Central Bank Digital Currency(セントラル・バンク・デジタル・カレンシー)の略で、日本語では「中央銀行デジタル通貨」と呼ばれます。
法定通貨と同じ価値を持ち、スマホなどを使って安全に送金・決済ができます。
CBDCを導入している国はどこですか?
すでに正式導入している国には、バハマ(サンドドル)やカンボジア(バコン)があります。

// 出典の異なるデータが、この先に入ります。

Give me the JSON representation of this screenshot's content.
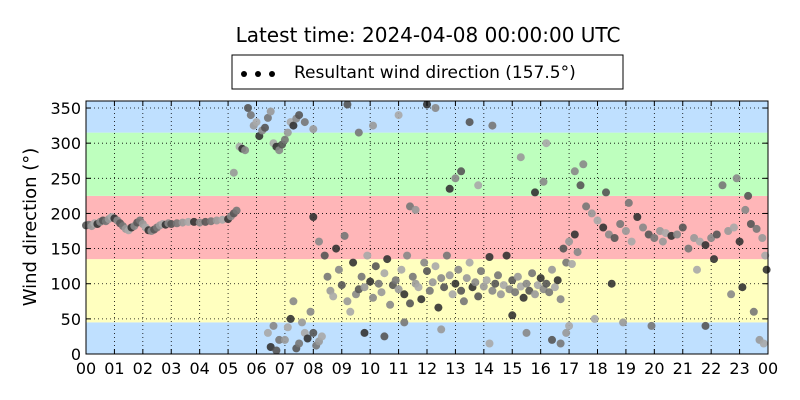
{
  "chart_data": {
    "type": "scatter",
    "title": "Latest time: 2024-04-08 00:00:00 UTC",
    "xlabel": "",
    "ylabel": "Wind direction (°)",
    "xlim": [
      0,
      24
    ],
    "ylim": [
      0,
      360
    ],
    "x_ticks": [
      "00",
      "01",
      "02",
      "03",
      "04",
      "05",
      "06",
      "07",
      "08",
      "09",
      "10",
      "11",
      "12",
      "13",
      "14",
      "15",
      "16",
      "17",
      "18",
      "19",
      "20",
      "21",
      "22",
      "23",
      "00"
    ],
    "y_ticks": [
      0,
      50,
      100,
      150,
      200,
      250,
      300,
      350
    ],
    "grid": true,
    "legend": {
      "placement": "top-center",
      "entries": [
        {
          "label": "Resultant wind direction (157.5°)",
          "marker": "dots"
        }
      ]
    },
    "bands": [
      {
        "from": 0,
        "to": 45,
        "color": "#bfe0ff"
      },
      {
        "from": 45,
        "to": 135,
        "color": "#ffffbf"
      },
      {
        "from": 135,
        "to": 225,
        "color": "#ffb6b8"
      },
      {
        "from": 225,
        "to": 315,
        "color": "#beffbe"
      },
      {
        "from": 315,
        "to": 360,
        "color": "#bfe0ff"
      }
    ],
    "series": [
      {
        "name": "Resultant wind direction (157.5°)",
        "points": [
          [
            0.0,
            183
          ],
          [
            0.1,
            184
          ],
          [
            0.2,
            182
          ],
          [
            0.3,
            186
          ],
          [
            0.4,
            185
          ],
          [
            0.5,
            188
          ],
          [
            0.6,
            190
          ],
          [
            0.7,
            189
          ],
          [
            0.8,
            192
          ],
          [
            0.9,
            195
          ],
          [
            1.0,
            193
          ],
          [
            1.1,
            190
          ],
          [
            1.2,
            186
          ],
          [
            1.3,
            182
          ],
          [
            1.4,
            178
          ],
          [
            1.5,
            176
          ],
          [
            1.6,
            180
          ],
          [
            1.7,
            182
          ],
          [
            1.8,
            187
          ],
          [
            1.9,
            190
          ],
          [
            2.0,
            185
          ],
          [
            2.1,
            180
          ],
          [
            2.2,
            176
          ],
          [
            2.3,
            175
          ],
          [
            2.4,
            177
          ],
          [
            2.5,
            180
          ],
          [
            2.6,
            183
          ],
          [
            2.7,
            185
          ],
          [
            2.8,
            184
          ],
          [
            2.9,
            186
          ],
          [
            3.0,
            185
          ],
          [
            3.2,
            186
          ],
          [
            3.4,
            187
          ],
          [
            3.6,
            188
          ],
          [
            3.8,
            188
          ],
          [
            4.0,
            187
          ],
          [
            4.2,
            188
          ],
          [
            4.4,
            189
          ],
          [
            4.6,
            190
          ],
          [
            4.8,
            191
          ],
          [
            5.0,
            192
          ],
          [
            5.1,
            196
          ],
          [
            5.2,
            200
          ],
          [
            5.3,
            204
          ],
          [
            5.2,
            258
          ],
          [
            5.4,
            295
          ],
          [
            5.5,
            292
          ],
          [
            5.6,
            290
          ],
          [
            5.7,
            350
          ],
          [
            5.8,
            340
          ],
          [
            5.9,
            325
          ],
          [
            6.0,
            330
          ],
          [
            6.1,
            310
          ],
          [
            6.2,
            318
          ],
          [
            6.3,
            322
          ],
          [
            6.4,
            336
          ],
          [
            6.5,
            345
          ],
          [
            6.6,
            300
          ],
          [
            6.7,
            295
          ],
          [
            6.8,
            290
          ],
          [
            6.9,
            298
          ],
          [
            7.0,
            305
          ],
          [
            7.1,
            315
          ],
          [
            7.2,
            330
          ],
          [
            7.3,
            325
          ],
          [
            7.4,
            335
          ],
          [
            7.5,
            340
          ],
          [
            7.7,
            330
          ],
          [
            8.0,
            320
          ],
          [
            6.4,
            30
          ],
          [
            6.5,
            10
          ],
          [
            6.6,
            40
          ],
          [
            6.7,
            5
          ],
          [
            6.8,
            20
          ],
          [
            7.0,
            20
          ],
          [
            7.1,
            38
          ],
          [
            7.2,
            50
          ],
          [
            7.3,
            75
          ],
          [
            7.4,
            8
          ],
          [
            7.5,
            15
          ],
          [
            7.6,
            45
          ],
          [
            7.7,
            30
          ],
          [
            7.8,
            22
          ],
          [
            7.9,
            60
          ],
          [
            8.0,
            30
          ],
          [
            8.1,
            12
          ],
          [
            8.2,
            18
          ],
          [
            8.3,
            25
          ],
          [
            8.0,
            195
          ],
          [
            8.2,
            160
          ],
          [
            8.4,
            140
          ],
          [
            8.5,
            110
          ],
          [
            8.6,
            90
          ],
          [
            8.7,
            82
          ],
          [
            8.8,
            150
          ],
          [
            8.9,
            120
          ],
          [
            9.0,
            98
          ],
          [
            9.1,
            168
          ],
          [
            9.2,
            75
          ],
          [
            9.3,
            60
          ],
          [
            9.4,
            130
          ],
          [
            9.5,
            85
          ],
          [
            9.6,
            92
          ],
          [
            9.7,
            110
          ],
          [
            9.8,
            95
          ],
          [
            9.9,
            140
          ],
          [
            10.0,
            103
          ],
          [
            10.1,
            80
          ],
          [
            10.2,
            125
          ],
          [
            10.3,
            100
          ],
          [
            10.4,
            88
          ],
          [
            10.5,
            115
          ],
          [
            10.6,
            135
          ],
          [
            10.7,
            70
          ],
          [
            10.8,
            98
          ],
          [
            10.9,
            105
          ],
          [
            11.0,
            92
          ],
          [
            11.1,
            120
          ],
          [
            11.2,
            85
          ],
          [
            11.3,
            140
          ],
          [
            11.4,
            72
          ],
          [
            11.5,
            110
          ],
          [
            11.6,
            100
          ],
          [
            11.7,
            95
          ],
          [
            11.8,
            78
          ],
          [
            11.9,
            130
          ],
          [
            12.0,
            118
          ],
          [
            12.1,
            90
          ],
          [
            12.2,
            102
          ],
          [
            12.3,
            125
          ],
          [
            12.4,
            66
          ],
          [
            12.5,
            108
          ],
          [
            12.6,
            95
          ],
          [
            12.7,
            140
          ],
          [
            12.8,
            112
          ],
          [
            12.9,
            85
          ],
          [
            13.0,
            100
          ],
          [
            13.1,
            120
          ],
          [
            13.2,
            90
          ],
          [
            13.3,
            75
          ],
          [
            13.4,
            108
          ],
          [
            13.5,
            130
          ],
          [
            13.6,
            95
          ],
          [
            13.7,
            102
          ],
          [
            13.8,
            82
          ],
          [
            13.9,
            118
          ],
          [
            14.0,
            96
          ],
          [
            14.1,
            105
          ],
          [
            14.2,
            138
          ],
          [
            14.3,
            90
          ],
          [
            14.4,
            100
          ],
          [
            14.5,
            112
          ],
          [
            14.6,
            85
          ],
          [
            14.7,
            98
          ],
          [
            14.8,
            140
          ],
          [
            14.9,
            92
          ],
          [
            15.0,
            105
          ],
          [
            15.1,
            88
          ],
          [
            15.2,
            110
          ],
          [
            15.3,
            96
          ],
          [
            15.4,
            80
          ],
          [
            15.5,
            100
          ],
          [
            15.6,
            90
          ],
          [
            15.7,
            115
          ],
          [
            15.8,
            85
          ],
          [
            15.9,
            98
          ],
          [
            16.0,
            108
          ],
          [
            16.1,
            92
          ],
          [
            16.2,
            100
          ],
          [
            16.3,
            88
          ],
          [
            16.4,
            120
          ],
          [
            16.5,
            95
          ],
          [
            16.6,
            105
          ],
          [
            16.7,
            78
          ],
          [
            16.8,
            150
          ],
          [
            16.9,
            130
          ],
          [
            17.0,
            160
          ],
          [
            17.1,
            128
          ],
          [
            17.2,
            170
          ],
          [
            17.3,
            145
          ],
          [
            9.2,
            355
          ],
          [
            9.6,
            315
          ],
          [
            10.1,
            325
          ],
          [
            11.0,
            340
          ],
          [
            12.0,
            355
          ],
          [
            12.3,
            350
          ],
          [
            13.5,
            330
          ],
          [
            14.3,
            325
          ],
          [
            15.3,
            280
          ],
          [
            16.2,
            300
          ],
          [
            12.8,
            235
          ],
          [
            13.0,
            250
          ],
          [
            13.2,
            260
          ],
          [
            11.4,
            210
          ],
          [
            11.6,
            205
          ],
          [
            13.8,
            240
          ],
          [
            15.8,
            230
          ],
          [
            16.1,
            245
          ],
          [
            16.4,
            20
          ],
          [
            16.7,
            15
          ],
          [
            16.9,
            30
          ],
          [
            17.0,
            40
          ],
          [
            15.0,
            55
          ],
          [
            15.5,
            30
          ],
          [
            10.5,
            25
          ],
          [
            11.2,
            45
          ],
          [
            12.5,
            35
          ],
          [
            14.2,
            15
          ],
          [
            9.8,
            30
          ],
          [
            17.2,
            260
          ],
          [
            17.4,
            240
          ],
          [
            17.6,
            210
          ],
          [
            17.8,
            200
          ],
          [
            18.0,
            190
          ],
          [
            18.2,
            180
          ],
          [
            18.4,
            170
          ],
          [
            18.6,
            165
          ],
          [
            18.8,
            185
          ],
          [
            19.0,
            175
          ],
          [
            19.2,
            160
          ],
          [
            19.4,
            195
          ],
          [
            19.6,
            180
          ],
          [
            19.8,
            170
          ],
          [
            20.0,
            165
          ],
          [
            20.2,
            175
          ],
          [
            20.4,
            172
          ],
          [
            20.6,
            168
          ],
          [
            20.8,
            170
          ],
          [
            21.0,
            180
          ],
          [
            21.2,
            150
          ],
          [
            21.4,
            165
          ],
          [
            21.6,
            160
          ],
          [
            21.8,
            155
          ],
          [
            22.0,
            165
          ],
          [
            22.2,
            170
          ],
          [
            22.4,
            240
          ],
          [
            22.6,
            175
          ],
          [
            22.8,
            180
          ],
          [
            23.0,
            160
          ],
          [
            23.2,
            205
          ],
          [
            23.4,
            185
          ],
          [
            23.6,
            178
          ],
          [
            23.8,
            165
          ],
          [
            23.9,
            140
          ],
          [
            23.95,
            120
          ],
          [
            17.5,
            270
          ],
          [
            18.3,
            230
          ],
          [
            19.1,
            215
          ],
          [
            20.3,
            160
          ],
          [
            21.5,
            120
          ],
          [
            22.1,
            135
          ],
          [
            22.9,
            250
          ],
          [
            23.3,
            225
          ],
          [
            23.5,
            60
          ],
          [
            23.7,
            20
          ],
          [
            23.85,
            15
          ],
          [
            23.1,
            95
          ],
          [
            22.7,
            85
          ],
          [
            21.8,
            40
          ],
          [
            19.9,
            40
          ],
          [
            18.9,
            45
          ],
          [
            17.9,
            50
          ],
          [
            18.5,
            100
          ]
        ]
      }
    ]
  }
}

また中国やEUなど、導入に向けた準備段階にある国も多く存在します。
CBDCで何が変わりますか?
決済の高速・低コスト化、国際送金の効率化、金融包摂の促進などが期待されます。
一方で、プライバシー保護や民間サービスとの役割分担などの課題も議論されています。
日本ではいつからCBDCが導入されますか?
日本はまだ導入を決定していません。
日銀は技術実証やパイロット実験を進めていますが、正式な発行時期は未定で、導入するかどうか自体も引き続き検討中です。
米国はCBDCを禁止していますか?
アメリカは特にリテール型CBDCに対して慎重で、現政権は事実上「導入しない」方向性を示しています。
プライバシー侵害や金融システムへの影響を懸念する声が強く、禁止に近い立場だと言えます。